Fra gli Italiani ascritti pei primi a quella società ricorderemo Bernardino Realino di Carpi, caro alle Corti per bei modi, ai dotti per sapienza filologica e legale, al pubblico pel disprezzo degli onori e per pazienza, dolcezza e carità. Paolo da Camerino e Antonio Criminale apersero alla fede la Cina e l'Indie dove poi tanto si segnalarono il Nobili e il Ricci; e dove compironsi i fasti più insigni dei Gesuiti e un de' principali pretesti alla loro soppressione nella colonia del Paraguai, tana di antropofagi ch'essi convertirono in un paesaggio da idillio, governato con quanto di più giocondo immaginarono i socialisti moderni.

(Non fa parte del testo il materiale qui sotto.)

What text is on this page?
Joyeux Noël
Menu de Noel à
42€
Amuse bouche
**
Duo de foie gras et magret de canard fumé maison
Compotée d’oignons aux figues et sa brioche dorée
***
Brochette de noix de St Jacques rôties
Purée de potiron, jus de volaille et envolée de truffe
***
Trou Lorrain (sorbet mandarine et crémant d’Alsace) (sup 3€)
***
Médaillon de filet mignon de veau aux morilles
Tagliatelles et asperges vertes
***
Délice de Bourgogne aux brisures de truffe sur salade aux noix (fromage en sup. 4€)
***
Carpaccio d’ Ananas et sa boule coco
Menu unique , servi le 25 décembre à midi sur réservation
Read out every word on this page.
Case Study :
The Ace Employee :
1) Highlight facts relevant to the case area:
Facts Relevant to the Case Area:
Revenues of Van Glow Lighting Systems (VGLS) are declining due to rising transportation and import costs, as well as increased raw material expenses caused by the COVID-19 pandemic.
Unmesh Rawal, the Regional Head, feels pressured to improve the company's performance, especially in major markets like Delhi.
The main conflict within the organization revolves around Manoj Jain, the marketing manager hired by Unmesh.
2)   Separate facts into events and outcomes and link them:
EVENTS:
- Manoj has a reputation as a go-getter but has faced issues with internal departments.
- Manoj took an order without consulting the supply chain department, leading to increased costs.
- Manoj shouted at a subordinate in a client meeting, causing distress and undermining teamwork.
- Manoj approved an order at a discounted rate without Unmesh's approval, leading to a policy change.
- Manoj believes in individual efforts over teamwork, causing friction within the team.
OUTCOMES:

Benedetto Palmia convertì molti studenti a Padova, fra cui tre fratelli Gagliardi e Antonio Possevino, divenuti luminari della Chiesa. Achille Gagliardi, già più che sessagenario facea sin tre prediche al giorno; tutto zelo e abilità nel dirigere la gioventù nei collegi di Milano, Torino, Venezia, Brescia, e lasciò opere spirituali che vorrebbero mettersi a fianco dell'Imitazione di Cristo.